Chris expanded on this, saying; 

“It’s about weighing up supply, affordability, and the market. It’s no good guaranteeing quality and not supplying it. It’s all linked”

Andrew also expanded on some of the other difficulties faced by agents and builders, first addressing environmental damages and checks, including; “Bushfire regulations, flood regulations and environmental regulations”, before then commenting on the issue of lot sizes, something Andrew believes if changed would allow for greater diversity in home prices and sizes; 

“There are only so many houses you can build in a year”. “The minimum lot size is 700 square metres. Some people like 2000, older people like 400. If you want to deliver affordable housing, making the blocks smaller will allow for smaller more affordable housing, there’s a solution. Having a diverse range of lots – what you’re looking for, what I’m looking for and what my parents are looking for are three different things. You’ve gotta be able to accommodate different tastes and budgets.” He said.
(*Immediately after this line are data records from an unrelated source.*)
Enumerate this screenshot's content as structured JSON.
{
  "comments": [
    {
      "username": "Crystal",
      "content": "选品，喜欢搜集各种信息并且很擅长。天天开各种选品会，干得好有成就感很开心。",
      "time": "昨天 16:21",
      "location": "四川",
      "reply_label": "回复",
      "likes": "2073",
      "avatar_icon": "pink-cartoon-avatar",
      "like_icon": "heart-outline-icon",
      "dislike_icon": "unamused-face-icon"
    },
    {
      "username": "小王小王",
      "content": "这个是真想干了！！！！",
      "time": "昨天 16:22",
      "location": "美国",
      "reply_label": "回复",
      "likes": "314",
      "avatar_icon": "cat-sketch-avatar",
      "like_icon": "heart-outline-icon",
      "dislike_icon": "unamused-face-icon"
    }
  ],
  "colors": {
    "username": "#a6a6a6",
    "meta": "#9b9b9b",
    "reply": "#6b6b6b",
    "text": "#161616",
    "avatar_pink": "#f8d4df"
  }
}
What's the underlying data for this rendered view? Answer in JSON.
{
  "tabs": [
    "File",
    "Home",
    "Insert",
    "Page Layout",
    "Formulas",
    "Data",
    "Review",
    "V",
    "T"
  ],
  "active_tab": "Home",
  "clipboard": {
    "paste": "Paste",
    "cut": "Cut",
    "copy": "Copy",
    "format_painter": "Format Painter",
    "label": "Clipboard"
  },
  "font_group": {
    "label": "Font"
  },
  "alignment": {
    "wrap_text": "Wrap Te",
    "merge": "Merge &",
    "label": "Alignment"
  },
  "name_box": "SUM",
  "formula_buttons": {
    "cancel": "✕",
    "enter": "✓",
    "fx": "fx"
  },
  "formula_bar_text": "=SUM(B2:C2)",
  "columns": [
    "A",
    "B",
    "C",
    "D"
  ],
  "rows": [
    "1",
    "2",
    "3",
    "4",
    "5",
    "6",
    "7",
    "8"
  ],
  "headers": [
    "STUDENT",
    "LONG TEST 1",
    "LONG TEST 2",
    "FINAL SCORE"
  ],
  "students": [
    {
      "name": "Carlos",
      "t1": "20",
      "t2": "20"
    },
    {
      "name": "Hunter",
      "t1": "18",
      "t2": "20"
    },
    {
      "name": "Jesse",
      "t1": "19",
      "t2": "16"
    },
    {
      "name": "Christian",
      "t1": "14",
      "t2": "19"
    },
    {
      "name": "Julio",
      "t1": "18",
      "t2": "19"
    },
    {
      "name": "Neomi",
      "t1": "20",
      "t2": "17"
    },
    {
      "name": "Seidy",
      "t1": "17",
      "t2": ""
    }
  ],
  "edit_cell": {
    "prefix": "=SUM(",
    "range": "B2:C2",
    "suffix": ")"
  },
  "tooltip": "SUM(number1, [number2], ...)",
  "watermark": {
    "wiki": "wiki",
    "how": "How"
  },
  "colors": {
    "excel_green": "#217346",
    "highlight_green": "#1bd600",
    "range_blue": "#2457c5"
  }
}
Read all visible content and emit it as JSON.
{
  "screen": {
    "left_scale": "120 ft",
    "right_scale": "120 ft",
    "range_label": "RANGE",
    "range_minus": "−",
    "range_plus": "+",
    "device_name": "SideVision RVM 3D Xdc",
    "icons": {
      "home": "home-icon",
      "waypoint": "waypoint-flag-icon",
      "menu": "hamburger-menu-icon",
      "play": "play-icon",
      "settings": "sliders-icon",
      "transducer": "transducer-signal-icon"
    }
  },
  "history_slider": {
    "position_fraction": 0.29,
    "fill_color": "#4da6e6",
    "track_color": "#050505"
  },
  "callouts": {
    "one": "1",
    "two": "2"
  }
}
On the subject of smaller homes potentially leading to cheaper prices, Chris noted some developments and projects for cheaper townhouses, however, the ‘red tape’ of continual checklists means it will be a long time before these can be developed.

“We have the ability to bring houses to the market, but say I have a project now that’s been zoned, I honestly don’t think I’d get it to the market for another two years. We’re allowing two years to get through Council, then about another six months to build”, commented Chris. 

Rising interest rates were also noted as something preventing people from buying homes, with buyers unsure of how much their loan repayments will change, and when. Offering a similar solution to Andrew’s, Chris proposes; 

 “I think we just need to release more land to builders and clear some of that red tape, but it’s easier said than done”

Summarising the sentiment shared between Chris and Andrew, and the solution, Chris concludes that; 

“The quicker we can get things on the market, the cheaper they’ll be. Supply is short which forces prices up”.